I`ve started making a lot of my own food because I like to cook and it`s usually a lot cheaper than eating out. So far my staples are eggs, tomato, garlic, bread, and cheese. By cheese, I mean an intensely salty, sponge-like, tangy white block that I buy in little plastic bags from the nearest tienda. Most non-Ecuadorians I´ve met scoff at the stuff, but for reasons I can`t pin down-- as with instant coffee and super-processed sugar cookies-- I love it. I also love camarones al ajillo, a dish that`s common even in the hills but that shines on the coast. It´s a pile of rice, a little ensalada of tomatoes and onions or lettuce, and a steamy helping of baby shrimp swimming in garlic sauce. Preferably and usually, as with most dishes on the coast, it`s served with several patacones: green plantains fried, smashed into distinct little patties, and fried again. Con sal, limòn, y un gote de ajì... (Very unfortunately, this computer isn`t letting me upload a photo of said dish. Màs tarde.)
While I was living at the farm, I had the good fortune to eat dinner with two different Ecuadorian families. First, our co-worker and manager of the tree nursery, Esteban, invited all twelve volunteers to his home one Thursday evening. While we toured his parent`s gardens (they make their living from selling whatever produce they don`t use at home-- they also cultivate outdoor flowers to sell, rather than the green-housed and chemical-laden roses that the region supplies to the world market), his mother and adorable grandmother prepared a feast of mote (looks like hominy), rice, papas from the garden, and home-raised roasted chicken topped with fresh ajì and tomato salad. I was worried when Esteban didn`t come to sit with us, instead eating in the doorway, but later found that it`s costumary for the hosts to eat last and constantly attend to guests rather than sitting with them.

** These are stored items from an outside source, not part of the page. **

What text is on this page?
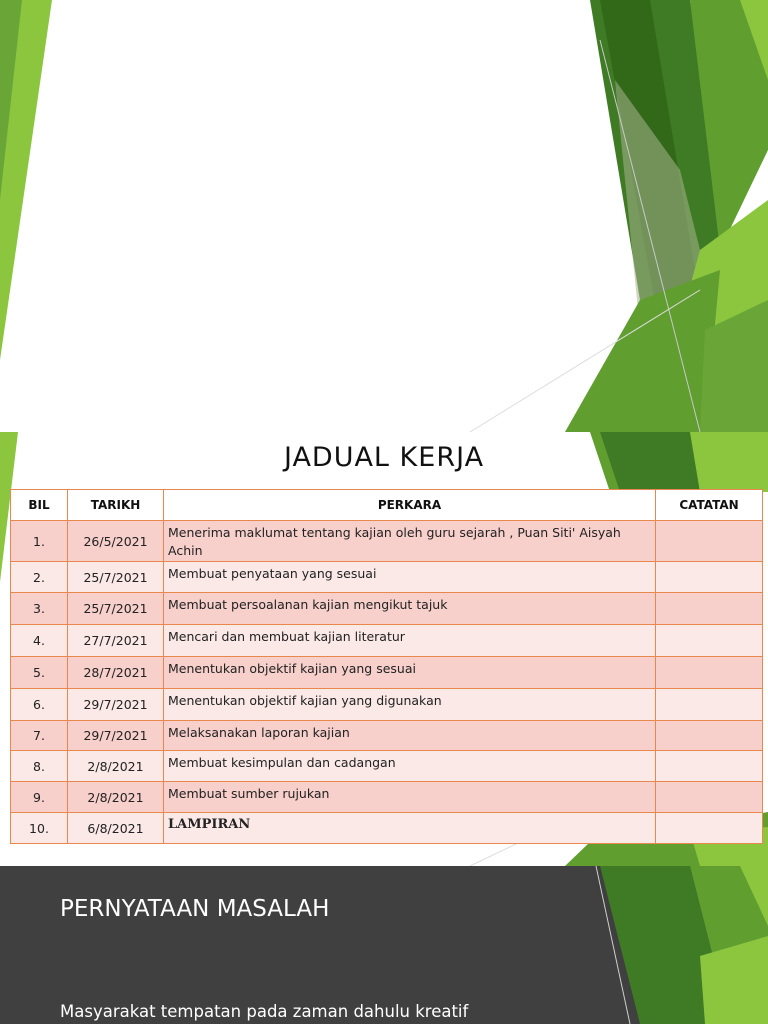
JADUAL KERJA
BIL	TARIKH	PERKARA	CATATAN
1.	26/5/2021	Menerima maklumat tentang kajian oleh guru sejarah , Puan Siti' Aisyah Achin	
2.	25/7/2021	Membuat penyataan yang sesuai	
3.	25/7/2021	Membuat persoalanan kajian mengikut tajuk	
4.	27/7/2021	Mencari dan membuat kajian literatur	
5.	28/7/2021	Menentukan objektif kajian yang sesuai	
6.	29/7/2021	Menentukan objektif kajian yang digunakan	
7.	29/7/2021	Melaksanakan laporan kajian	
8.	2/8/2021	Membuat kesimpulan dan cadangan	
9.	2/8/2021	Membuat sumber rujukan	
10.	6/8/2021	LAMPIRAN	
PERNYATAAN MASALAH
Masyarakat tempatan pada zaman dahulu kreatif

Just a couple days later, Edwin, who has been involved with the Fundación for years and continues to help by giving lessons to the volunteers and driving us around to sell produce in the towns nearby, invited us to his daughter Micaela´s nineth birthday party. Only four of us made it, but it ended up being one of the most fun afternoons I`ve had here. We sat and chatted with juice for the first hour or so, and then moved into the garage to all sit around a bigger table. There was Edwin and his wife Maggie, their two young daughters, me and three other volunteers, the volunteer coordinator and his lady friend, three neighbor kids, and Edwin`s sister and her 19-year-old daughter, also Micaela. After singing Happy Birthday in a few languages and munching down dense slices of banana cake, we went outside to play. Cat and mouse, musical chairs, a couple of team competitions, egg tossing, and lots of cracking up brought us to dinner time: roasted rabbit from Edwin`s farm with papas. I hadn`t expected to stay the whole evening, but after dinner we continued to play and hang out, and once night fell we came inside to learn some salsa dancing. I was exhausted by the time Edwin drove us all back to the farm at 10 pm, full and impressed by such unabashed hospitality.